Mercedes EQB nadjeżdża. Oto wszystko, co o nim wiemy
Mercedes EQB już za kilka miesięcy zasili gamę elektrycznych aut ze Stuttgartu. To będzie kluczowy element nowej układanki marki. Co zaoferuje ten model?
Można śmiało powiedzieć, że Mercedes spóźnił się na imprezę samochodów elektrycznych. Model EQC nie spełnił pokładanej w nim nadziei, a kolejne auta pojawiają się ze zbyt dużym opóźnieniem względem konkurencji. Marka ze Stuttgartu chce jednak nadrobić zaległości w ekspresowym tempie. Poznaliśmy już SUV-a EQA, a lada moment dołączy do niego Mercedes EQB.
A więc co zaoferuje nam Mercedes EQB?
Zasadniczo to samo co model EQA. Można spodziewać się, że obydwa modele będą dzieliły ze sobą baterie i silniki. A to oznacza akumulator o pojemności 66,5 kWh. Wersja EQB 250, którą zapewne dostaniemy na start. Tym samym pod prawą nogą wyląduje 190 KM, a zasięg powinien wystarczać na przejechanie około 420 KM.
Nie jest to ostatnie słowo Mercedesa, gdyż potwierdzona jest także mocniejsza, oferująca 272 KM wersja. Ma ona dostać większy akumulator, co przełoży się na zasięg przekraczający 500 kilometrów.
No dobrze, ale po co Mercedes EQB, skoro już jest EQA?
Odpowiedź jest bardzo prosta. Chodzi o dotarcie do jak najszerszego grona potencjalnych klientów. EQA, jako mniejszy i bardziej stylowy crossover, przyciągnie inną grupę docelową, niż EQB. Tutaj w topowym wydaniu dostaniemy nawet 7 miejsc, a ogromny bagażnik docenią rodziny.
Mercedes EQA dostał ledową listwę łączącą tylne lampy. Taki sam zabieg stylistyczny pojawi się w EQB.
A co ze stylistyką?
Nie spodziewajcie się, że EQB będzie wyglądało jak GLB. Podobnie jak model EQA dostaniemy tutaj przemodelowany pas przedni i tylny. Wizję frontu, przygotowaną dla Was przez motor.es możecie zobaczyć na zdjęciu. Z tyłu z kolei pojawi się ledowa listwa, która połączy tylne lampy. Tym samym stworzona zostanie spójność stylistyczna pomiędzy wszystkimi elektrycznymi modelami.

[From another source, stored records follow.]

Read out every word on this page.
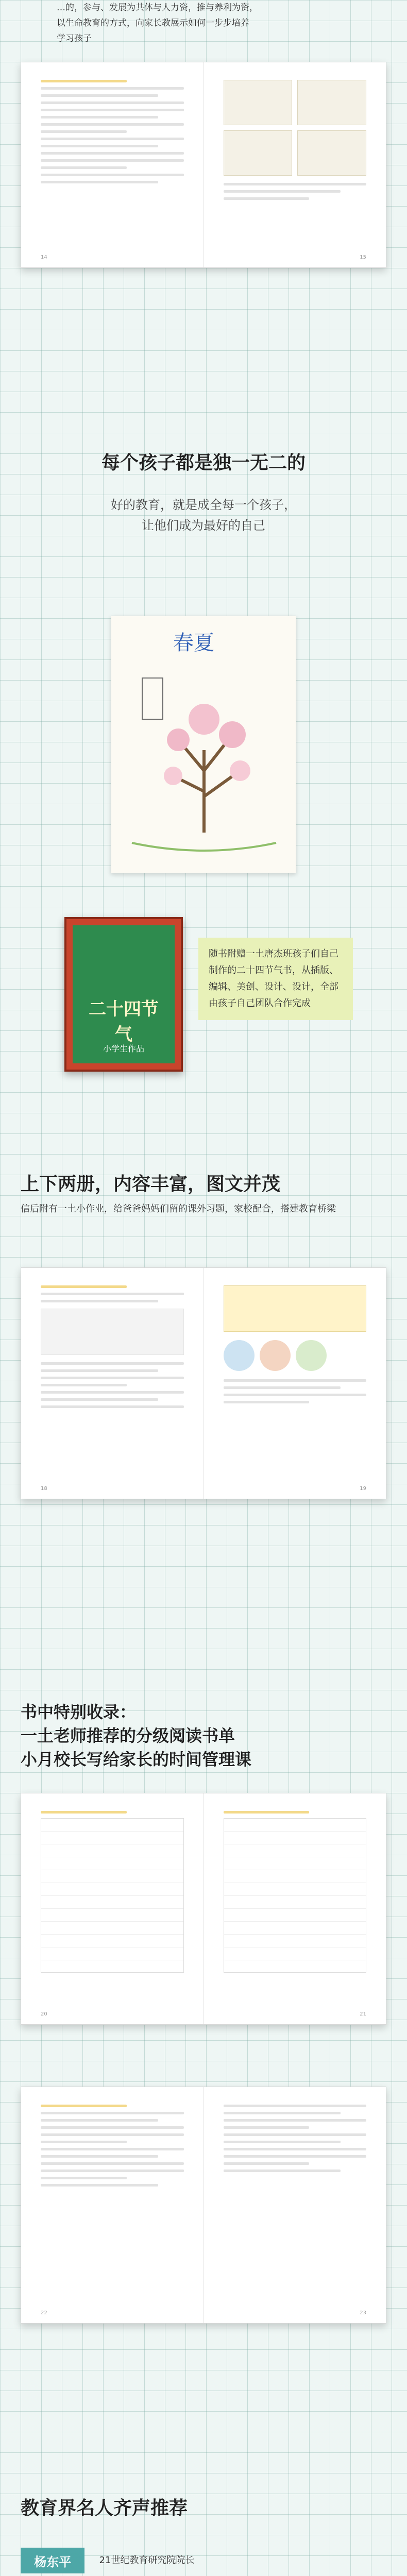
…的，参与、发展为共体与人力资，推与养利为资，
以生命教育的方式，向家长教展示如何一步步培养
学习孩子
14	15
每个孩子都是独一无二的
好的教育，就是成全每一个孩子，
让他们成为最好的自己
春夏
二十四节气
小学生作品
随书附赠一土唐杰班孩子们自己制作的二十四节气书，从插版、编辑、美创、设计、设计，全部由孩子自己团队合作完成
上下两册，内容丰富，图文并茂
信后附有一土小作业，给爸爸妈妈们留的课外习题，家校配合，搭建教育桥梁
18	19
书中特别收录：
一土老师推荐的分级阅读书单
小月校长写给家长的时间管理课
20	21
22	23
教育界名人齐声推荐
杨东平	21世纪教育研究院院长
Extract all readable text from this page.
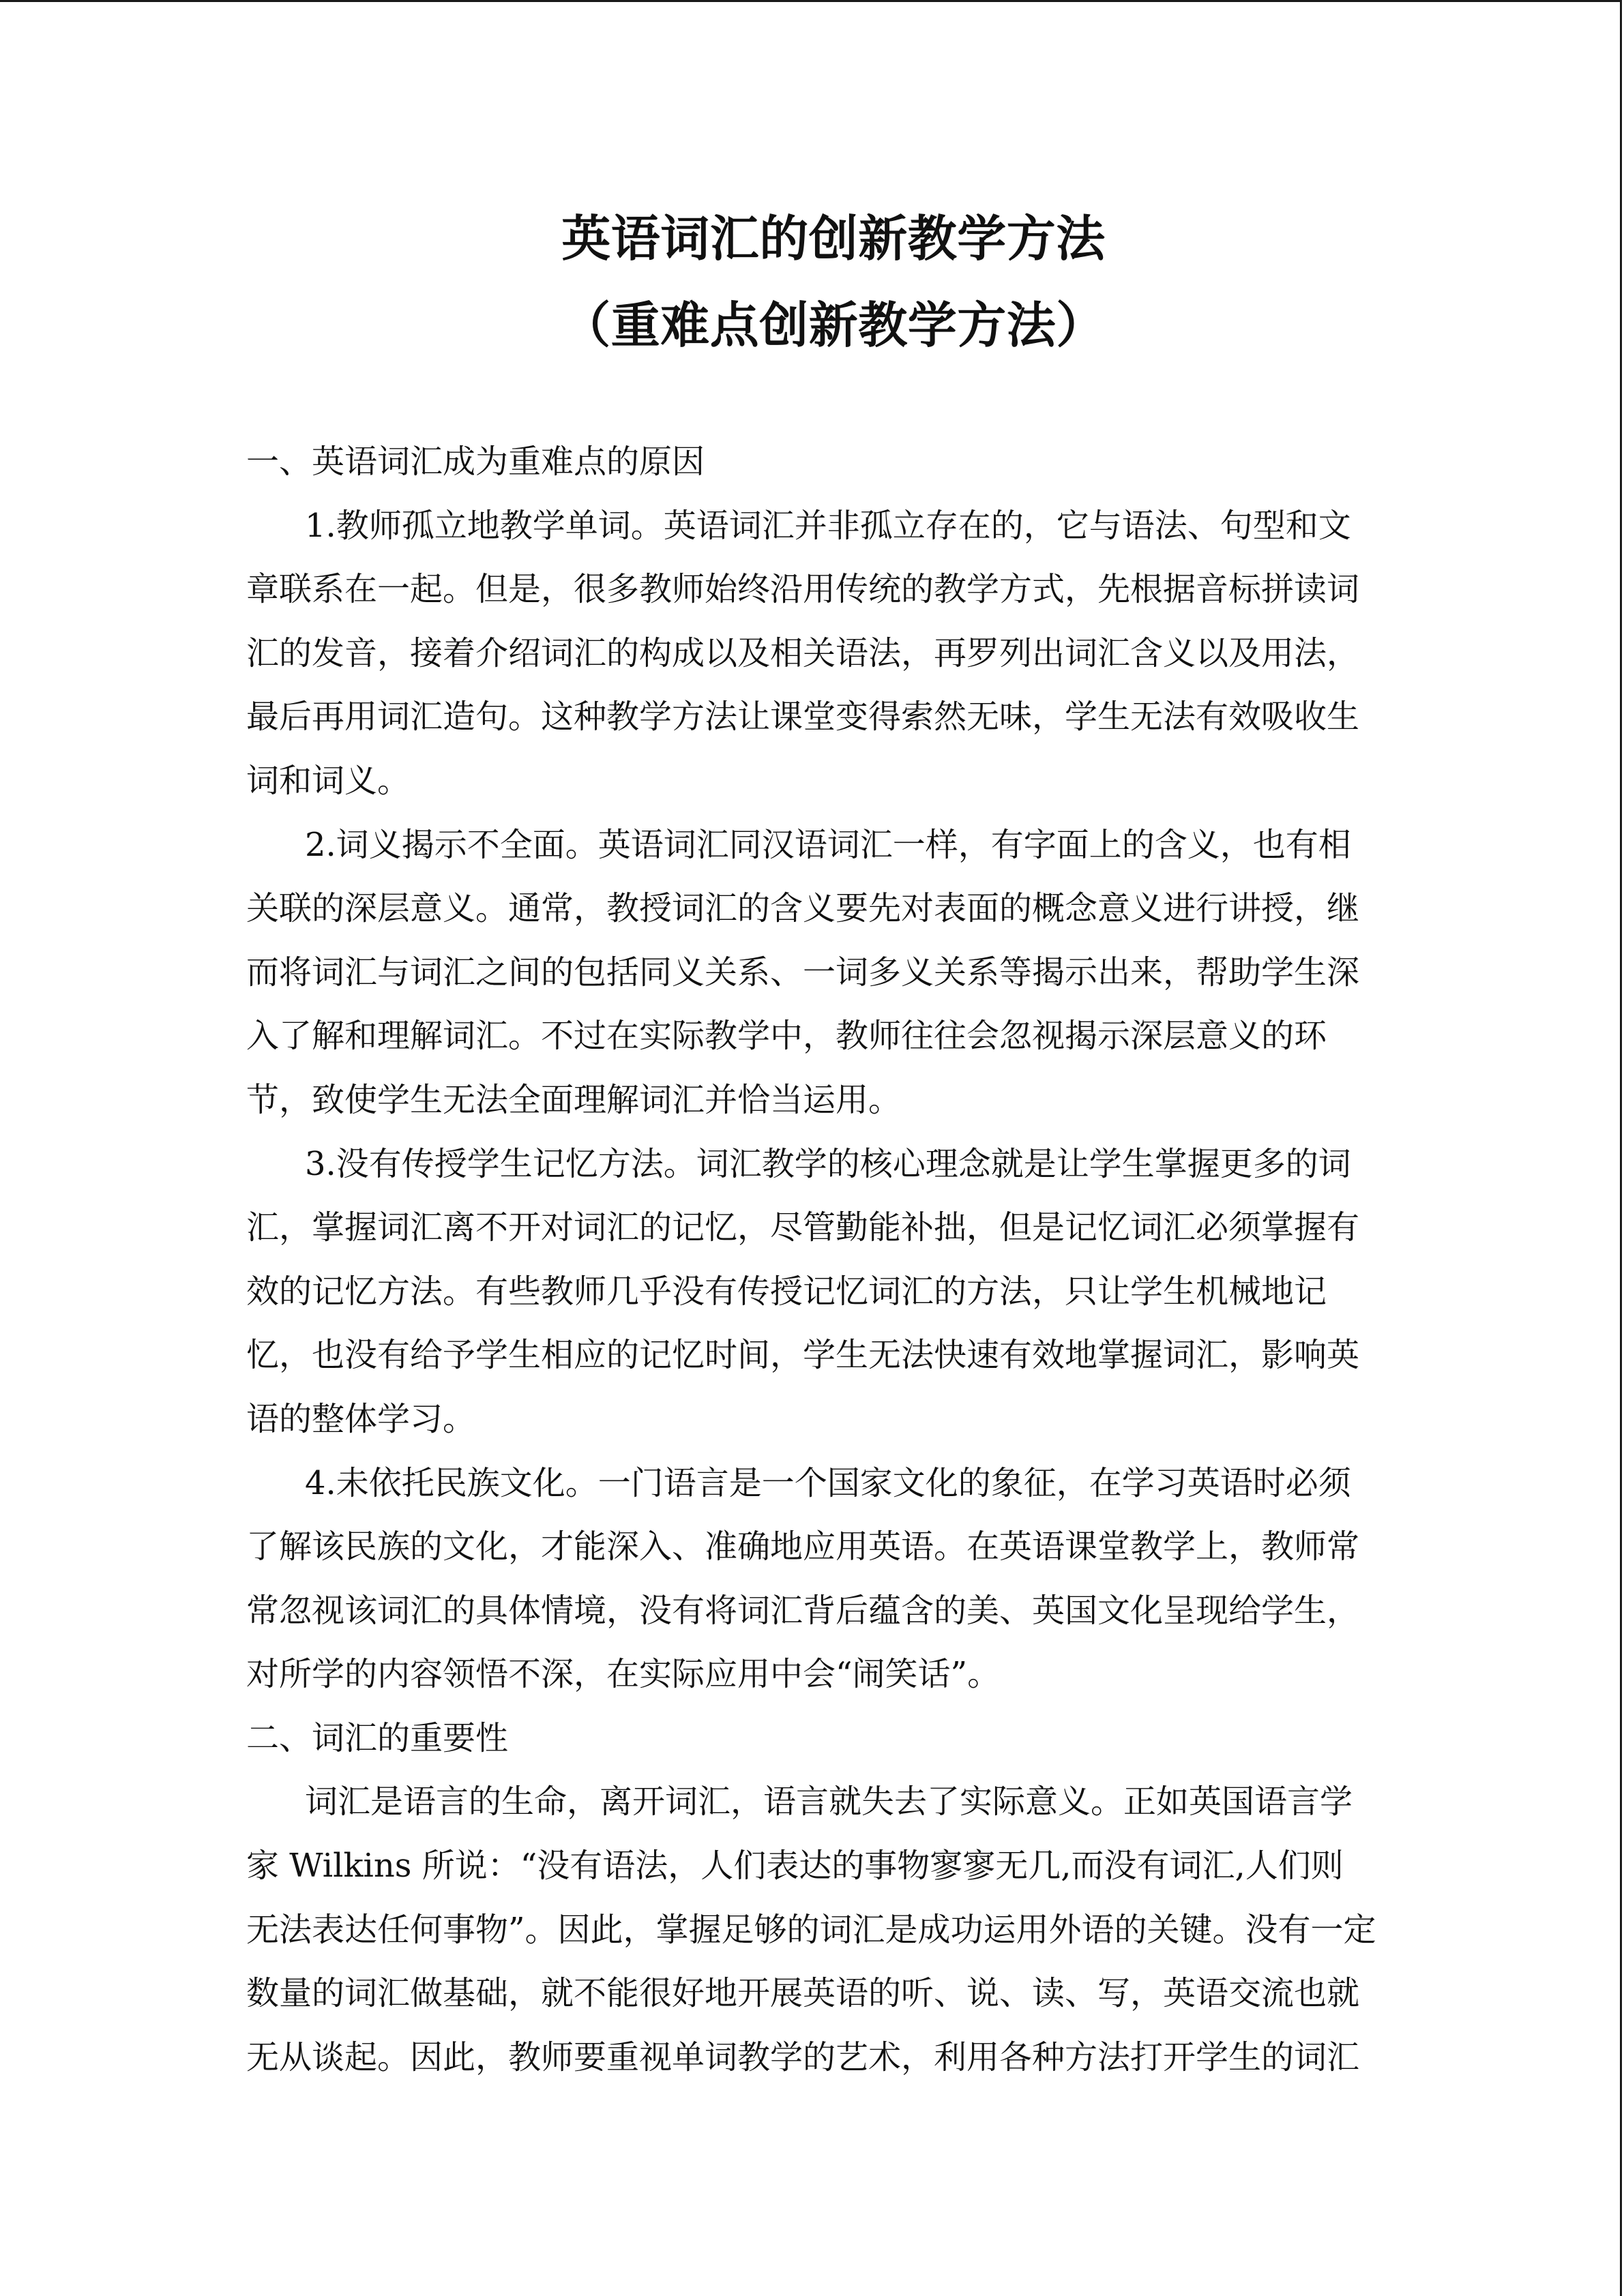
英语词汇的创新教学方法
（重难点创新教学方法）
一、英语词汇成为重难点的原因
1.教师孤立地教学单词。英语词汇并非孤立存在的，它与语法、句型和文
章联系在一起。但是，很多教师始终沿用传统的教学方式，先根据音标拼读词
汇的发音，接着介绍词汇的构成以及相关语法，再罗列出词汇含义以及用法，
最后再用词汇造句。这种教学方法让课堂变得索然无味，学生无法有效吸收生
词和词义。
2.词义揭示不全面。英语词汇同汉语词汇一样，有字面上的含义，也有相
关联的深层意义。通常，教授词汇的含义要先对表面的概念意义进行讲授，继
而将词汇与词汇之间的包括同义关系、一词多义关系等揭示出来，帮助学生深
入了解和理解词汇。不过在实际教学中，教师往往会忽视揭示深层意义的环
节，致使学生无法全面理解词汇并恰当运用。
3.没有传授学生记忆方法。词汇教学的核心理念就是让学生掌握更多的词
汇，掌握词汇离不开对词汇的记忆，尽管勤能补拙，但是记忆词汇必须掌握有
效的记忆方法。有些教师几乎没有传授记忆词汇的方法，只让学生机械地记
忆，也没有给予学生相应的记忆时间，学生无法快速有效地掌握词汇，影响英
语的整体学习。
4.未依托民族文化。一门语言是一个国家文化的象征，在学习英语时必须
了解该民族的文化，才能深入、准确地应用英语。在英语课堂教学上，教师常
常忽视该词汇的具体情境，没有将词汇背后蕴含的美、英国文化呈现给学生，
对所学的内容领悟不深，在实际应用中会“闹笑话”。
二、词汇的重要性
词汇是语言的生命，离开词汇，语言就失去了实际意义。正如英国语言学
家 Wilkins 所说：“没有语法，人们表达的事物寥寥无几,而没有词汇,人们则
无法表达任何事物”。因此，掌握足够的词汇是成功运用外语的关键。没有一定
数量的词汇做基础，就不能很好地开展英语的听、说、读、写，英语交流也就
无从谈起。因此，教师要重视单词教学的艺术，利用各种方法打开学生的词汇
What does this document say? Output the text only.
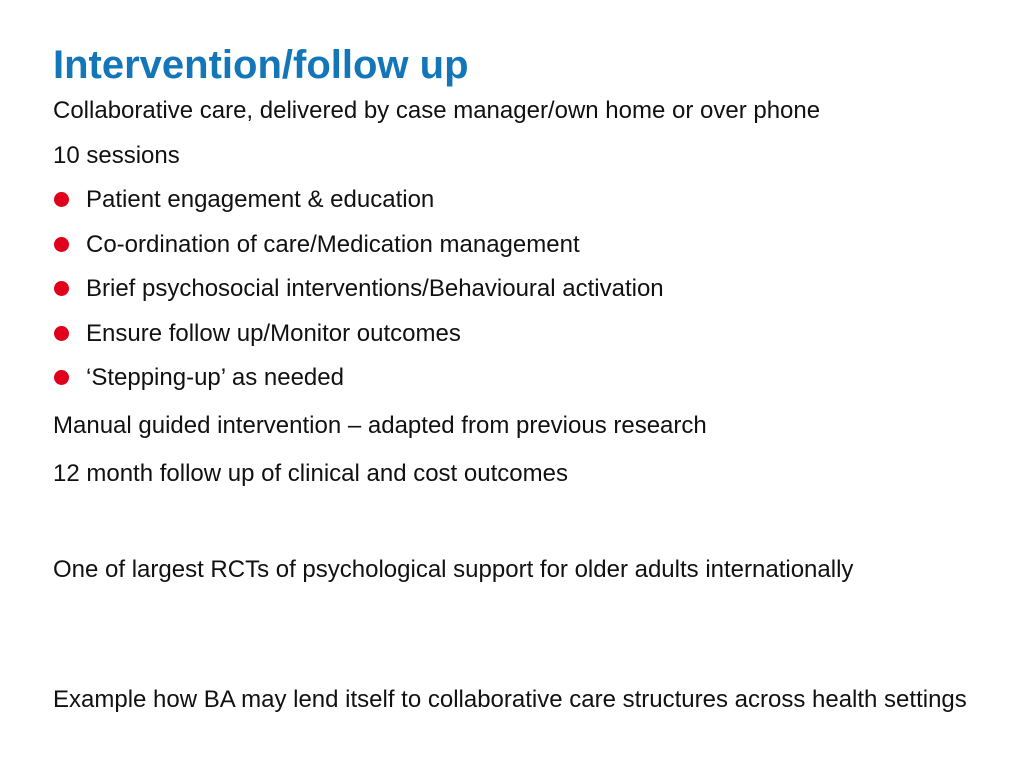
Intervention/follow up

Collaborative care, delivered by case manager/own home or over phone

10 sessions

Patient engagement & education
Co-ordination of care/Medication management
Brief psychosocial interventions/Behavioural activation
Ensure follow up/Monitor outcomes
‘Stepping-up’ as needed

Manual guided intervention – adapted from previous research

12 month follow up of clinical and cost outcomes

One of largest RCTs of psychological support for older adults internationally

Example how BA may lend itself to collaborative care structures across health settings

W kabinie zmiany będą bardzo dyskretne. Delikatne detale staną się wyróżnikiem elektrycznego modelu. Cały design kokpitu pozostanie jednak niezmieniony, co powinno ułatwić przesiadkę ze spalinowych modeli do elektryka.
Premiera? Cóż, tutaj dokładnej daty wciąż nie znamy. Mercedes opóźniał debiut modelu EQA i zapewne da mu odrobinę przestrzeni, aby ten samochód nabrał rozpędu na rynku. Tym samym EQB poznamy zapewne bliżej połowy roku, a w salonach pojawi się w czwartym kwartale.